Approximately 50% of patients lose their ability to walk from 12 years old. In this case, muscle weakness with age only progresses. There is hypermobility and joint contractures, there is an increased risk of fractures.
Important signs of
As a rule, Verdin-Hoffman's disease is diagnosed in the first months of life. If a child has no movement from birth, then he does not live to the age of one month.
Weakness and contraction of the muscles in infancy, tremors of the hands and delayed motor development, should alert both doctors and parents. Such children do not stand on their feet. Only a quarter of all patients can stand with support. Kids are chained to a wheelchair.

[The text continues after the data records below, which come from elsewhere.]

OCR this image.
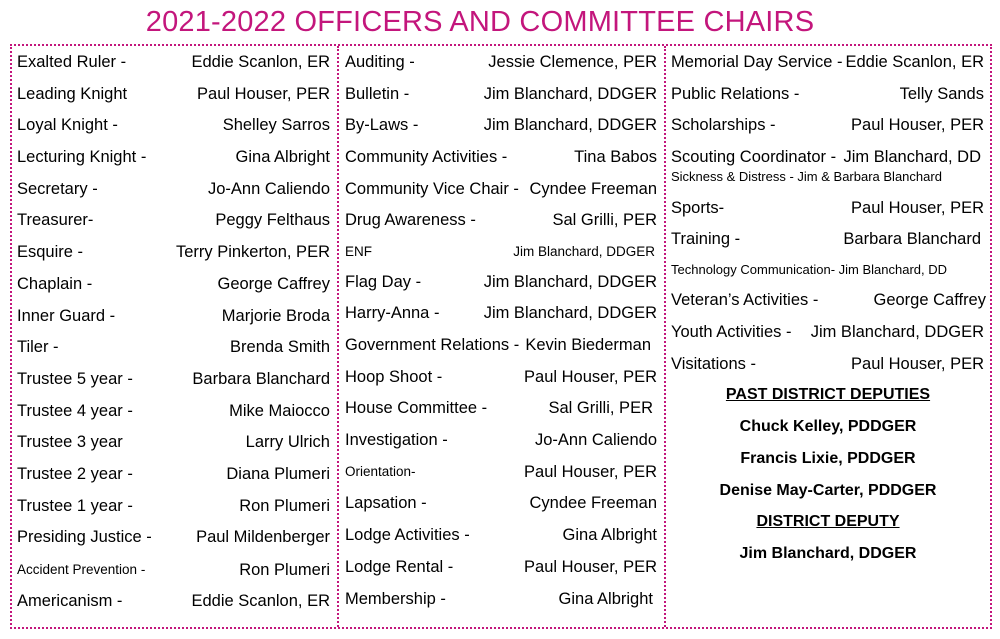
2021-2022 OFFICERS AND COMMITTEE CHAIRS
Exalted Ruler -	Eddie Scanlon, ER
Leading Knight	Paul Houser, PER
Loyal Knight -	Shelley Sarros
Lecturing Knight -	Gina Albright
Secretary -	Jo-Ann Caliendo
Treasurer-	Peggy Felthaus
Esquire -	Terry Pinkerton, PER
Chaplain -	George Caffrey
Inner Guard -	Marjorie Broda
Tiler -	Brenda Smith
Trustee 5 year -	Barbara Blanchard
Trustee 4 year -	Mike Maiocco
Trustee 3 year	Larry Ulrich
Trustee 2 year -	Diana Plumeri
Trustee 1 year -	Ron Plumeri
Presiding Justice -	Paul Mildenberger
Accident Prevention -	Ron Plumeri
Americanism -	Eddie Scanlon, ER
Auditing -	Jessie Clemence, PER
Bulletin -	Jim Blanchard, DDGER
By-Laws -	Jim Blanchard, DDGER
Community Activities -	Tina Babos
Community Vice Chair - Cyndee Freeman
Drug Awareness -	Sal Grilli, PER
ENF	Jim Blanchard, DDGER
Flag Day -	Jim Blanchard, DDGER
Harry-Anna -	Jim Blanchard, DDGER
Government Relations - Kevin Biederman
Hoop Shoot -	Paul Houser, PER
House Committee -	Sal Grilli, PER
Investigation -	Jo-Ann Caliendo
Orientation-	Paul Houser, PER
Lapsation -	Cyndee Freeman
Lodge Activities -	Gina Albright
Lodge Rental -	Paul Houser, PER
Membership -	Gina Albright
Memorial Day Service - Eddie Scanlon, ER
Public Relations -	Telly Sands
Scholarships -	Paul Houser, PER
Scouting Coordinator - Jim Blanchard, DD
Sickness & Distress - Jim & Barbara Blanchard
Sports-	Paul Houser, PER
Training -	Barbara Blanchard
Technology Communication- Jim Blanchard, DD
Veteran’s Activities -	George Caffrey
Youth Activities - Jim Blanchard, DDGER
Visitations -	Paul Houser, PER
PAST DISTRICT DEPUTIES
Chuck Kelley, PDDGER
Francis Lixie, PDDGER
Denise May-Carter, PDDGER
DISTRICT DEPUTY
Jim Blanchard, DDGER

But the most difficult to determine Kugelberg-Welander disease. After a quarter of patients expressed is hypertrophy of the muscles. Therefore, they can erroneously be diagnosed with muscular dystrophy, rather than spinal muscular atrophy. The causes of this disease were established in 1995, when it was possible to identify the mutating gene SMN.Almost all patients have a homozygous deletion of SMN7, characterized by the loss of two telomeric copies of the gene and intact centromeric copies.
Tactics of treatment of
Unfortunately, muscular spinal atrophy is an autoimmune disease, the development of which can not be prevented. The situation is complicated by the fact that there is no specific treatment.

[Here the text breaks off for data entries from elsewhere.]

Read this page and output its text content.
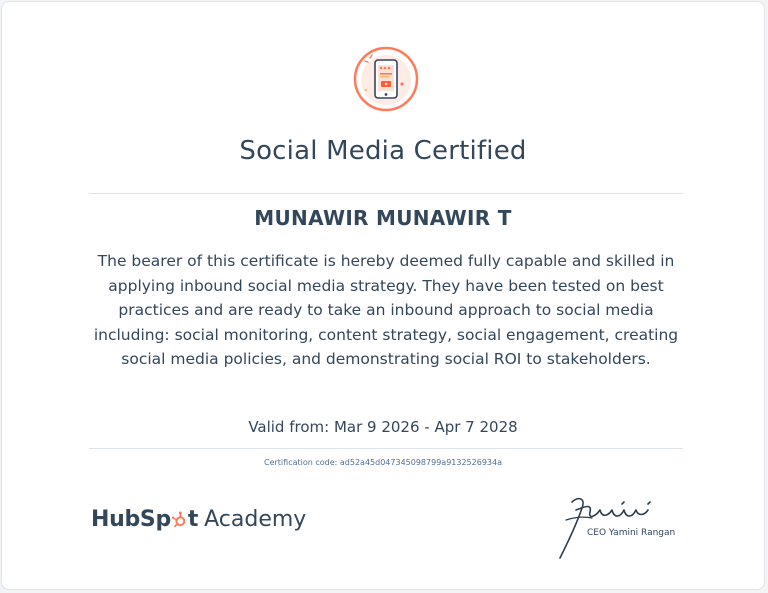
Social Media Certified
MUNAWIR MUNAWIR T
The bearer of this certificate is hereby deemed fully capable and skilled in applying inbound social media strategy. They have been tested on best practices and are ready to take an inbound approach to social media including: social monitoring, content strategy, social engagement, creating social media policies, and demonstrating social ROI to stakeholders.
Valid from: Mar 9 2026 - Apr 7 2028
Certification code: ad52a45d047345098799a9132526934a
HubSp t Academy
CEO Yamini Rangan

In some cases, doctors are only able to slightly ease the condition of patients with the help of physiotherapy. Improve their quality of life allows special orthopedic adaptations.
Special attention should be paid to the nutrition of such patients. Often prescribe drugs that can improve metabolism. But this is not all that can be done if spinal muscular atrophy has been confirmed. Treatment consists in the appointment of gymnastics. Physical stress for such patients is important. They are necessary in order to improve the functioning of muscles and increase their mass. However, the load should be calculated by a doctor. In this case, physical education will have a beneficial effect on the whole organism. Its general strengthening effect will be obvious. Appointed may be therapeutic or hygienic morning exercises, exercises in water or simply restorative massage.